Titzer’s research conducted in 2010 revealed some programs in place, but she warned there are many confusing aspects in succession planning.
“A lot of institutions say that they have a succession plan in place, but what they’re talking about is putting the nurse manager through a leadership program after they have already assumed the role,” she said. “For it to be true succession planning, the plan needs to have a few antecedents. It needs to be very strategic and there should be a very targeted set of competencies for which these leaders are being developed.”
Titzer’s research looked at succession plans of Fortune 500 companies and compared that information to nursing management. These companies answer to their stockholders and they don’t want their productivity to decrease while a manager is transitioning. She found these companies identified high-potential individuals as long as 10 years out to prepare for leadership roles.
“A key is to have a very deep nursing management leadership bench,” Titzer said. “Once these key individuals are identified, they are groomed and developed so that when they assume the role, the stress of transition to the role is decreased.”
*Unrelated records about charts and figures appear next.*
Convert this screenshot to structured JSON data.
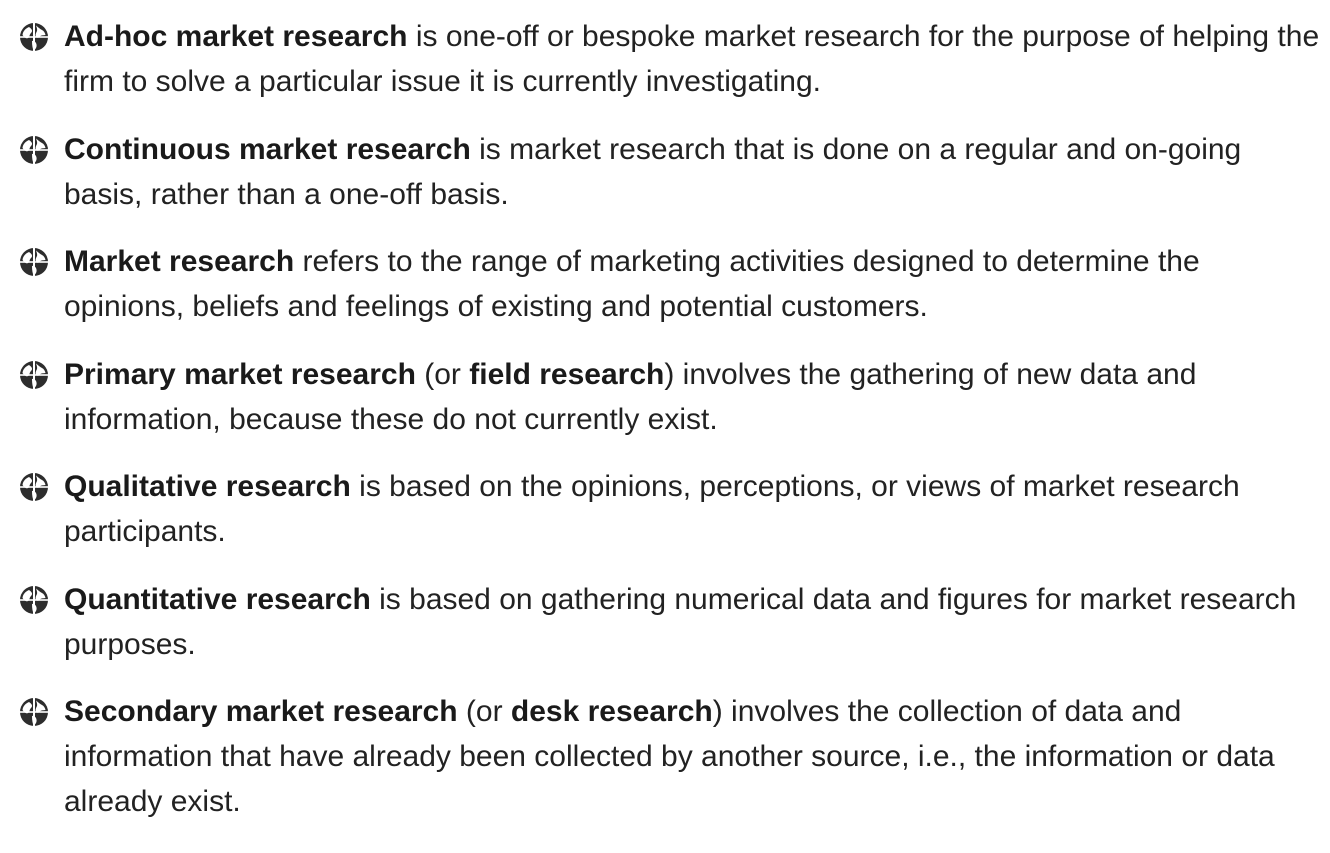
{
  "bullet_icon": "globe-bullet-icon",
  "accent_color": "#2a2a2a",
  "entries": [
    {
      "term": "Ad-hoc market research",
      "text": " is one-off or bespoke market research for the purpose of helping the firm to solve a particular issue it is currently investigating."
    },
    {
      "term": "Continuous market research",
      "text": " is market research that is done on a regular and on-going basis, rather than a one-off basis."
    },
    {
      "term": "Market research",
      "text": " refers to the range of marketing activities designed to determine the opinions, beliefs and feelings of existing and potential customers."
    },
    {
      "term": "Primary market research",
      "mid": " (or ",
      "alt_term": "field research",
      "text": ") involves the gathering of new data and information, because these do not currently exist."
    },
    {
      "term": "Qualitative research",
      "text": " is based on the opinions, perceptions, or views of market research participants."
    },
    {
      "term": "Quantitative research",
      "text": " is based on gathering numerical data and figures for market research purposes."
    },
    {
      "term": "Secondary market research",
      "mid": " (or ",
      "alt_term": "desk research",
      "text": ") involves the collection of data and information that have already been collected by another source, i.e., the information or data already exist."
    }
  ]
}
If you look at the talent management literature, Shirey said, there are plenty of models that consulting firms use to help health systems to identify high potential employees. For example, a 2002 Executive Update article by Andre N. Mamprin, director of customized leadership development programs for The Banff Centre in Canada, explained a five-point plan that any organization can use to help chosen employees effectively transition into leadership positions.
“However, before any of that happens,” Shirey said, “there has to be a fundamental belief that one, it’s important, and two, that it’s worth investing in.”